While the book on war is fascinating, beautifully researched, and original, the book on America is in someways better. In it, as in some passages of his other books, Keegan reveals his true character. He is a delightful man, more Bill Bryson than JFC Fuller. At times, the study of war feels like an excuse for a very interesting young man to take a lifelong holiday. That he provides such brilliant history along with such a touching and insightful travelogue, speaks to Keegan's singularity as a man as well as a historian.
My only quibbles with the book are: there is hardly a mention of the two wars that shaped North America's southerly orientation: the Mexican-American War and the Spanish-American War. While both may have been fought outside the extent borders of the United States, the proximity to Mexico and the Caribbean, the eventual positioning of the border along the Rio Grande, and the strategic value of the Caribbean islands to Gulf coast shipping all fit easily within the parameters of the book. Their absence is felt. Secondly, Keegan comes down hard on the Plains Indians for refusing to adapt to the encroachment of Europeans. On this, I don't find his thinking very balanced or the outcomes of that thinking very justified. In sum, however, this is a wonderfully written, highly insightful, and touchingly personal book by one of our finest historians."

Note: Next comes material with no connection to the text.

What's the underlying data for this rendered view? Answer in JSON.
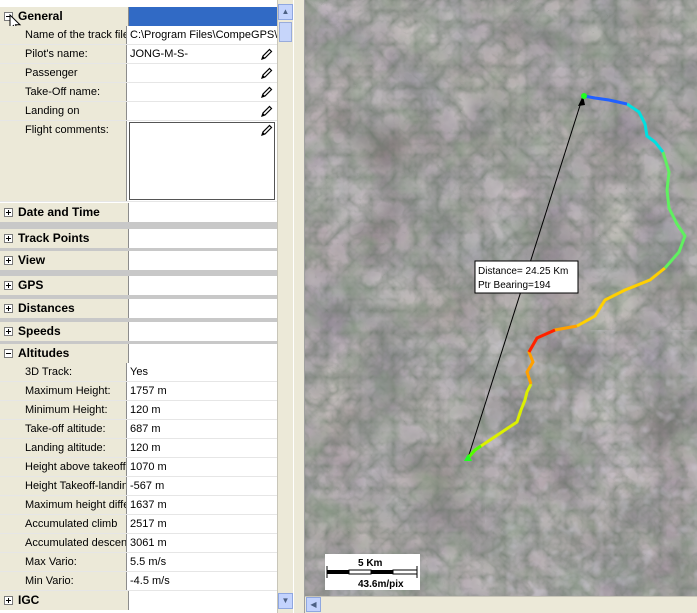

"This is a great read - even for those who are not usually readers of nonfiction or of books on historical topics. Keegan writes well for a lay audience and makes the narrative aspects of the historical events compelling to the modern reader. His introduction is worth reading all by itself because it is a wonderful piece of cultural commentary about the relationship between English travelers and the American continent. If you are a fan of Bill Bryson, you might like Keegan's introduction because it offers the reverse perspective on the Anglo-American cultural relationship found in Bryson's Notes for a Small Island."